Most economists believe that the weaker readings constitute a temporary blip, due to seasonal measurement issues and the vagaries of spring weather. If the string of disappointing figures continues, however, that could persuade the Federal Reserve to hold off on raising rates while the economy strengthens further. The central bank has emphasized that the pace of rate hikes will hinge on the state of the economy.
“If we had a number this Friday like we had a month ago, I think people would start to seriously reevaluate the Fed outlook on policy,” said Vince Reinhart, chief economist at Standish Mellon. “A weak employment report would lead them to revise their outlook.”
Yet other analysts caution that raising rates too slowly also holds a risk. If the Fed does not move to head off inflation by raising rates gradually now, that could put it in a situation where it needs to hike rates more quickly later, a jarring transition for businesses and consumers.
“In our view, the U.S. economy has now reached full employment and is likely to overshoot meaningfully, a path that has often proven risky. From this perspective, the case for further tightening is strong,” Goldman Sachs analysts wrote in a note May 1.
U.S. stock markets opened slightly lower Wednesday morning, after approaching record highs in recent weeks.
Equity markets have surged since the election, in anticipation that the Trump White House would introduce measures to stimulate the economy. The administration has moved quickly to unwind Obama-era regulations on business, but bureaucratic requirements and a fractious Republican coalition in Congress have so far delayed measures such as tax cuts and infrastructure spending.
Consumer and business confidence remain high, but analysts say there is a risk these measures could begin to flag if more economic-friendly policies don’t emerge soon.

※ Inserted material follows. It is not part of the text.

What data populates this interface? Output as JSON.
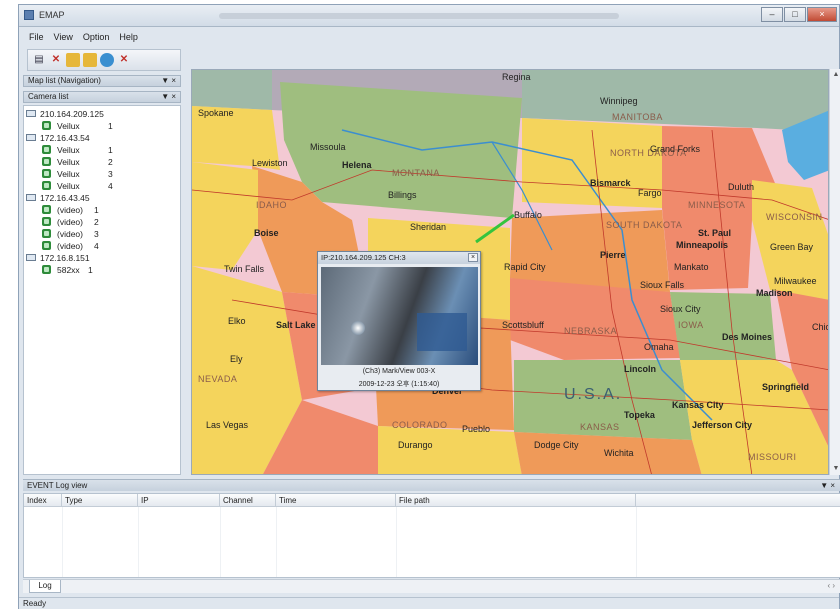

“We’re seeing is a greater level of skepticism,” said Greg McBride, chief financial analyst at Bankrate.com. “I think consumers, businesses and investors have shifted into show-me-the-money mode. They’ll believe it when they see it with regard to faster-economic growth, tax cuts and infrastructure spending.”
And if these policies fail to materialize, that could have more serious consequences beyond disappointing voters, McBride said.
“The risk is reality not matching up to expectations could lead to a notable pull back in the stock market and perhaps even in business and consumer spending,” McBride said. “There’s nothing on the immediate horizon that makes you think that growth is going to materialize in the near future.”
The White House has significant opportunity to influence the path of the Federal Reserve through appointments in the next year. Three seats are already open on the Federal Board of Governors, including the powerful regulator post of vice chair of supervision. The leading candidate has been Randal Quarles, a senior Treasury Department official during the George W. Bush administration who now runs a private investment firm.
In addition, the terms of the Federal Reserve's chair and vice chair, currently occupied by Janet L. Yellen and Stanley Fischer, respectively, will expire in early 2018.
Trump had been highly critical of Yellen during the campaign, accusing her of keeping interest rates low to benefit the Obama administration — charges Yellen fervently denied. But in an interview with the Wall Street Journal in early April, the president indicated that he might be open to keeping Yellen as chair.
“I do like a low-interest rate policy, I must be honest with you,” he said.